Danger on the water: Many docks lack protection from electrocution

By KEVIN HOFFMANN

The Kansas City Star

Fire Marshal Chris Bachman with the Mid-County Fire Protection District recently inspected a boating dock in Camdenton, Mo.
Fire Marshal Chris Bachman with the Mid-County Fire Protection District recently inspected a boating dock in Camdenton, Mo.

Charles Huff heard the screams, raced to the family’s dock on the Lake of the Ozarks and found his 24-year-old daughter unconscious in the water.

She was clutching the dock’s ladder.

He helped pull her out, but she never regained consciousness. Heather Huff died as her parents and best friend helplessly looked on.

Final autopsy results are not in, but her July 28 death was probably the result of electrocution caused by a fault in the electrical circuit that supplied power to the dock.

Such deaths are rare — about half a dozen people are believed to have died in similar incidents on the lake over the past decade — but authorities warn that the potential for similar tragedies is great on a lake with an estimated 22,000 docks. Despite recent beefed-up inspection efforts, authorities acknowledged that they had no way of knowing how many of those docks lack crucial protection.

The best estimate, according to fire marshals, commercial electricians and others familiar with the lake, is that more than half of those docks are in some way deficient. In some cases, the deficiencies involve decades-old wiring rigged by people with no electrical training.

“It’s just something that’s been done for so long, and the fact that we haven’t had more (deaths) is probably just luck,” said Lt. Nick Humphrey of the Missouri Water Patrol.

In January 2006, a boat-dock inspection program began, mostly in areas served by the Osage Beach, Mid-County, Sunrise Beach and Lake Ozark fire protection districts

The use of substandard materials and the unrelenting forces of time and weather on outdoor power systems have compounded the threat, authorities said. And the danger is not limited to the Lake of the Ozarks: Thousands of other docks, on large farm ponds, suburban lakes and the state’s other large reservoirs, also could pose risks because most are not subject to inspections or permit processes.

Jim Shafer, a marine consultant from Florida, has researched waterway fatalities extensively since 2000 and found reports on scores of such deaths across the nation. He suspects that many more have been improperly categorized as drownings.

Shafer, though, said authorities in only a handful of areas had begun addressing the problem. Now, armed with a grant from the U.S. Coast Guard, he is working to boost those efforts.

Any increased attention is a good thing, said Ron Yoder, owner of Southwest Missouri Forensics, a private agency that has performed autopsies on electrocution victims from lakes in a 31-county area.

“There’s just about nothing more dangerous than running electricity onto a body of water,” he said.

Eleven days after Heather Huff’s death, the Missouri Water Patrol issued a warning to dock owners to check for potential electric shock hazards.

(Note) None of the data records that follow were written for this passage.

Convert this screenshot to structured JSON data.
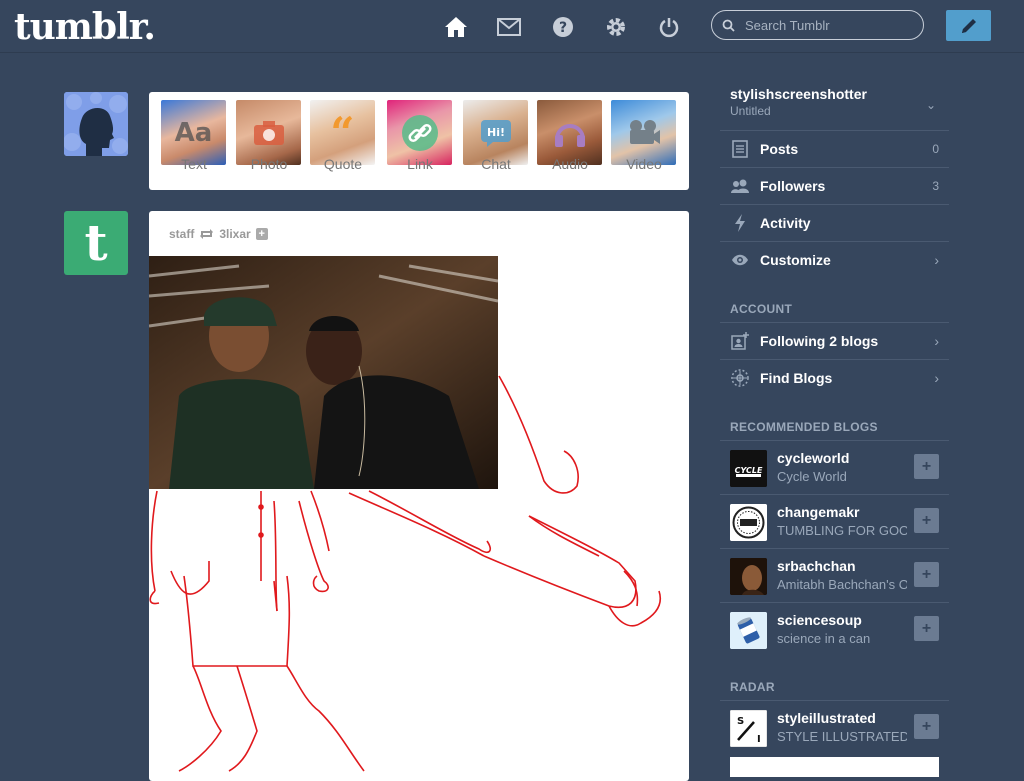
{
  "header": {
    "logo": "tumblr.",
    "search_placeholder": "Search Tumblr",
    "nav": [
      {
        "icon": "home-icon"
      },
      {
        "icon": "mail-icon"
      },
      {
        "icon": "help-icon"
      },
      {
        "icon": "gear-icon"
      },
      {
        "icon": "power-icon"
      }
    ],
    "compose_icon": "pencil-icon"
  },
  "post_types": [
    {
      "label": "Text",
      "icon": "Aa",
      "color": "#4a8fd6"
    },
    {
      "label": "Photo",
      "icon": "camera",
      "color": "#d95e40"
    },
    {
      "label": "Quote",
      "icon": "quote",
      "color": "#f2992e"
    },
    {
      "label": "Link",
      "icon": "link",
      "color": "#56bc8a"
    },
    {
      "label": "Chat",
      "icon": "chat",
      "color": "#529ecc"
    },
    {
      "label": "Audio",
      "icon": "headphones",
      "color": "#a77dc2"
    },
    {
      "label": "Video",
      "icon": "video",
      "color": "#748089"
    }
  ],
  "post": {
    "author": "staff",
    "reblogged_from": "3lixar"
  },
  "sidebar": {
    "blog_name": "stylishscreenshotter",
    "blog_subtitle": "Untitled",
    "items": [
      {
        "label": "Posts",
        "count": "0"
      },
      {
        "label": "Followers",
        "count": "3"
      },
      {
        "label": "Activity",
        "count": ""
      },
      {
        "label": "Customize",
        "count": ""
      }
    ],
    "account_heading": "ACCOUNT",
    "account_items": [
      {
        "label": "Following 2 blogs"
      },
      {
        "label": "Find Blogs"
      }
    ],
    "recommended_heading": "RECOMMENDED BLOGS",
    "recommended": [
      {
        "name": "cycleworld",
        "desc": "Cycle World"
      },
      {
        "name": "changemakr",
        "desc": "TUMBLING FOR GOOD"
      },
      {
        "name": "srbachchan",
        "desc": "Amitabh Bachchan's Official Blog"
      },
      {
        "name": "sciencesoup",
        "desc": "science in a can"
      }
    ],
    "radar_heading": "RADAR",
    "radar": {
      "name": "styleillustrated",
      "desc": "STYLE ILLUSTRATED"
    }
  },
  "colors": {
    "background": "#36465d",
    "accent": "#529ecc",
    "staff_avatar": "#3bab74"
  }
}
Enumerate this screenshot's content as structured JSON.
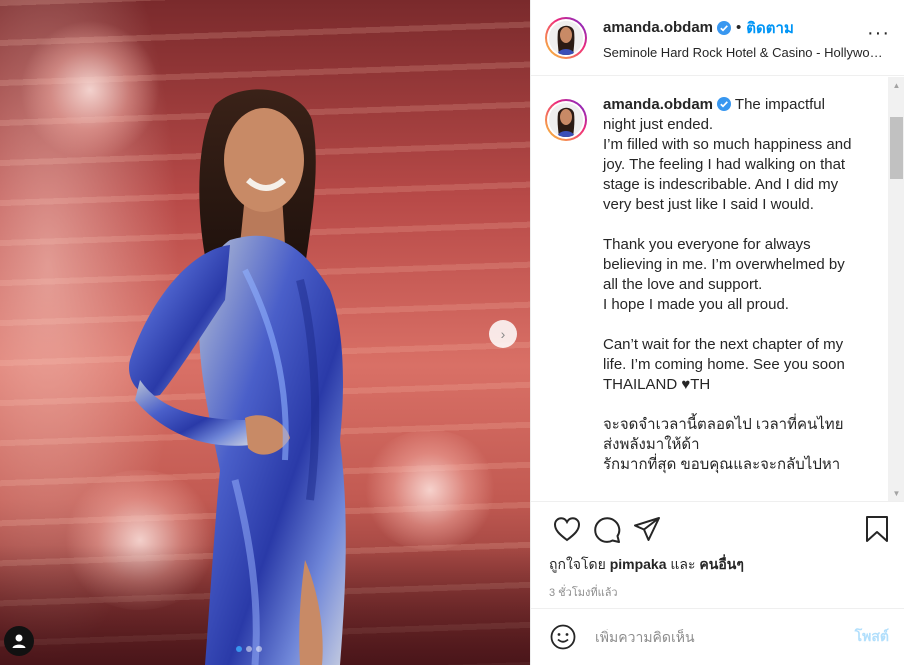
{
  "post": {
    "username": "amanda.obdam",
    "bullet": "•",
    "follow_label": "ติดตาม",
    "location": "Seminole Hard Rock Hotel & Casino - Hollywood, Florida",
    "more_icon": "ellipsis-icon",
    "more_label": "···"
  },
  "caption": {
    "username": "amanda.obdam",
    "text": " The impactful night just ended.\nI’m filled with so much happiness and joy. The feeling I had walking on that stage is indescribable. And I did my very best just like I said I would.\n\nThank you everyone for always believing in me. I’m overwhelmed by all the love and support.\nI hope I made you all proud.\n\nCan’t wait for the next chapter of my life. I’m coming home. See you soon THAILAND ♥TH\n\nจะจดจำเวลานี้ตลอดไป เวลาที่คนไทยส่งพลังมาให้ด้า\nรักมากที่สุด ขอบคุณและจะกลับไปหา"
  },
  "actions": {
    "like_icon": "heart-icon",
    "comment_icon": "comment-icon",
    "share_icon": "share-icon",
    "save_icon": "bookmark-icon"
  },
  "likes": {
    "prefix": "ถูกใจโดย",
    "user": "pimpaka",
    "and": "และ",
    "others": "คนอื่นๆ"
  },
  "timestamp": "3 ชั่วโมงที่แล้ว",
  "comment_box": {
    "placeholder": "เพิ่มความคิดเห็น",
    "post_label": "โพสต์",
    "emoji_icon": "smiley-icon"
  },
  "media": {
    "next_label": "›",
    "carousel_count": 3,
    "carousel_active": 1
  },
  "colors": {
    "accent": "#0095f6",
    "verified": "#3897f0",
    "post_disabled": "#b2dffc",
    "muted": "#8e8e8e"
  }
}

Now, with the busy Labor Day weekend, authorities again are reminding dock owners of the threat. This, they said, is an ideal time to assess dockside power supplies as owners contemplate preparations for the coming winter.

Searching for answers

In September 2004, Tyler Deeds of Olathe was helping relatives and a friend remodel a lake house on the 62-mile marker of Lake of the Ozarks. Afterward, the group went into the lake to clean off.

Deeds, 22, was walking toward the shore when his foot touched a dock cable. An electrical jolt knocked him facedown into the water. The others struggled to pull him free of the cable, and emergency personnel performed CPR, but Deeds died.

About the same time, leaders from area fire districts and officials from Ameren, the utility company that operates Bagnell Dam, began discussions on dock safety. They decided to require electrical inspections for all new or reconfigured docks or those moved to new locations.

In January 2006, the new inspection program began, mostly in areas served by the Osage Beach, Mid-County, Sunrise Beach and Lake Ozark fire protection districts.

“The first year was definitely a learning process,” said Chris Bachman, fire marshal for the Mid-County Fire Protection District in Camdenton. “We had a lot of docks fail.”

With greater awareness of the new requirements, more docks are passing on first inspection. Fire district and Ameren officials follow up on those that don’t meet the standard, and fire districts have the authority to impound unsafe docks.

Increased demand

Lake of the Ozarks is among the world’s largest reservoirs, with 1,150 miles of shoreline. Booming development over the past two decades has caused shoreline permits, including dock applications, to jump from 900 a year in 1990 to more than 3,000 annually now.

More developments brought more visitors. Many of them brought bigger boats.

That extra use has put more stress on many boat docks, along with the electrical systems that power overhead lights, boat lifts and, on some of the larger docks, televisions, stereos, refrigerators — even hot tubs.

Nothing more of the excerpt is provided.